Nosareña Marta Montiel, 47, was one of the first to work in the restaurant when it opened in the late 80s. “I was 15 when I started working for them. I helped in the kitchen and cleaning tables. They were like my family, “says Montiel.
She remembers that at the beginning, the menu was very small, of a few meals and nothing more: tacos, nachos, chilli and a special tuna salad that Richard prepared. But people, more than eating, were there to taste the drink of the house, the “Black Panther”, a margarita made with red oranges and tequila.
The place where it is located was key for that time, right in the center of the neighborhood.
Its open space was ideal for people to meet, to talk or play “bridge”, a type of card game that was the favorite pastime of foreign residents. Sitting at the tables, between columns and under Richard’s house, protected them from the sun as if it were a refuge.

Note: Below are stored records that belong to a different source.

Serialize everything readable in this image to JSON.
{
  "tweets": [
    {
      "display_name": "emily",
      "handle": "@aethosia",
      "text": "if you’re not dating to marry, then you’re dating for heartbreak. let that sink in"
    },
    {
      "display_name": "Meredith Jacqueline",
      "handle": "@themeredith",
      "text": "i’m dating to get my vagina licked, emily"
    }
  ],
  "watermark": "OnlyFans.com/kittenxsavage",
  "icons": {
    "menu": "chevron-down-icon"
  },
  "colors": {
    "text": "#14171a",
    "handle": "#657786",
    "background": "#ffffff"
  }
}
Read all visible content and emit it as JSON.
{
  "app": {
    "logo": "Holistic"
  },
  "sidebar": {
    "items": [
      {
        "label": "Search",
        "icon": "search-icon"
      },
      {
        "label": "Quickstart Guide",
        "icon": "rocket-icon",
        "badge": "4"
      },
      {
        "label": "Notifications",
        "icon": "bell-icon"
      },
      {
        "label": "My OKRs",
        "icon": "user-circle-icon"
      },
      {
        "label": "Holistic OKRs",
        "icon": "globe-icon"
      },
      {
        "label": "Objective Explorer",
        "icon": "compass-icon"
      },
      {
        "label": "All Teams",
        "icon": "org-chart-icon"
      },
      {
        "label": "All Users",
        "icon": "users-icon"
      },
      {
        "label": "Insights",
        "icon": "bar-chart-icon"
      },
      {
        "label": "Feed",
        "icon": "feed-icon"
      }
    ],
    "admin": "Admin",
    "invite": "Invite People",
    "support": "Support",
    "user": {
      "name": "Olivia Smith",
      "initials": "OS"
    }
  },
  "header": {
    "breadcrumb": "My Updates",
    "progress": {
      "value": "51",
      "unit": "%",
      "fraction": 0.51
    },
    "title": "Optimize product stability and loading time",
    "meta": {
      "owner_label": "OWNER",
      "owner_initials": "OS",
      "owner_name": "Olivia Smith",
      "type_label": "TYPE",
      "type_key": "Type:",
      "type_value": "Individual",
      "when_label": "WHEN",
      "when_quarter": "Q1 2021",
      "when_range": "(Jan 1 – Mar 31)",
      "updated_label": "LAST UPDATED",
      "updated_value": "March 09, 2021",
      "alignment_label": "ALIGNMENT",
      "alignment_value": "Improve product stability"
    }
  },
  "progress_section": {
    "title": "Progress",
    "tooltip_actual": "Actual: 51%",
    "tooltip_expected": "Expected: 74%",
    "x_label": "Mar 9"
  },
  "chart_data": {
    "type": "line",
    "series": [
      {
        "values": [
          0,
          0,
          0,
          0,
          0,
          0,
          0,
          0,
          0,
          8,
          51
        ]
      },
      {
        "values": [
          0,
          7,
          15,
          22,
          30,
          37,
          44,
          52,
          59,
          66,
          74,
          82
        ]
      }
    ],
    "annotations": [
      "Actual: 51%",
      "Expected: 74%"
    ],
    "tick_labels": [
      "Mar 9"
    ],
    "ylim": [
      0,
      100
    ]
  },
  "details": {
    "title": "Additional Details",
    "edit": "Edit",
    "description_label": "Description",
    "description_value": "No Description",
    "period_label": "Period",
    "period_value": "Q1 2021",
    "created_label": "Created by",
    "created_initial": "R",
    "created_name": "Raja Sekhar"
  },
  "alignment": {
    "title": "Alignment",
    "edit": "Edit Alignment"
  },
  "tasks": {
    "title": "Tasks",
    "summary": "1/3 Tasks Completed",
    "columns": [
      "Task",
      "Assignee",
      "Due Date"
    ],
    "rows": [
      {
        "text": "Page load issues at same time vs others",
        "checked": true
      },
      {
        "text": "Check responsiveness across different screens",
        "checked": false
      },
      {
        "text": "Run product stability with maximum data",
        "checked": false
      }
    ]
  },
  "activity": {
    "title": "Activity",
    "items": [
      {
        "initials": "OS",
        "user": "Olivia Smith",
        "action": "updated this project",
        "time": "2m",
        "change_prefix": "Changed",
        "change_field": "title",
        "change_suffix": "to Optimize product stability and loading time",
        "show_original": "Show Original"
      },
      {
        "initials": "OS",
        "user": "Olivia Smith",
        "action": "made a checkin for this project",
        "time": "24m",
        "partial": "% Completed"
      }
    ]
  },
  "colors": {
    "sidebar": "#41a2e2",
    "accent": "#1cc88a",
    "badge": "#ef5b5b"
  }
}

“It has a welcoming space that covers the sun, it is a shelter. You feel more protected when you are under a shelter. You can hear, see and smell the outside, all your senses are open with that kind of building, as if the building “breaths”, explains Kelly.
It was not only a meeting place but also the place to communicate with the outside world. At the end of the 80s there were no telephone lines in the houses, so residents used low frequency radios to communicate. As the years went by and the 1990s loomed, radios were replaced by landline phones.
But since there were few people who could pay the high cost of the telephone, the restaurant offered its customers to use theirs as a rental: the customer had to write the telephone number to which he was going to call, take the time of the call with a Chronometer and pay in colones for the time of the call.
Years later, when a customer who called Germany did not pay his bill, the Gilded suspended the rental service and requested a public telephone from ICE. There, in front of the restaurant, Playa Guiones had it first public telephone.
New owners, same spirit
When Richard Buferd died in the mid-90s, his wife Jan decided she did not want to keep the restaurant alone and put it up for sale.
“Jan came to me and asked if Chiqui and I would like to buy the Iguana because she was ready to retire and put the business on the market. I explained that we couldn’t afford to buy it, but would see if we could find someone to buy it and make me a partner. I found 2 good friends “, says Patty Doe Yaniz, a foreign resident who had lived in Nosara for several years.
In 1997, Patty, her husband Chiqui and two other partners bought the restaurant and an adjacent lot. They remodeled the four rooms that Richard and Jan had in a building next to their house to receive family and friends, and transformed the upper floor of the house, where Jan and Richard lived, to include two rooms.
“We remodeled the original 4 rooms and made the space above the bar & restaurant into 2 rooms. We bought the lot next to the Iguana and added a swimming pool and added 6 new rooms that included air-conditioning.”, says Patty.
For Marta Montiel, who by then had been working at the Gilded for a decade, the change represented a new era. “With Richard, the restaurant was small, it was for the people who lived here and for the visitors. But with Patty we had cabins and so customers stayed for weeks. So they built more cabins and we were busy, young people also arrived “.
In 2014 and after 18 years of managing the now hotel and bar, Patty and her partners decided that it was time to enjoy the peace and tranquility of Nosara and sell the hotel and restaurant.
When in 2017 its new owners decided to remodel the building, many things changed, but not its essence. The original pillars that once held the home of Richard and Jan are no longer there and in their place there are other pillars, perhaps more modern, elegant and bright, but the architectural spirits is still presence .
That gilded iguana who rested on the wall in the sun is no longer there either although he remains in the memory of his admirers.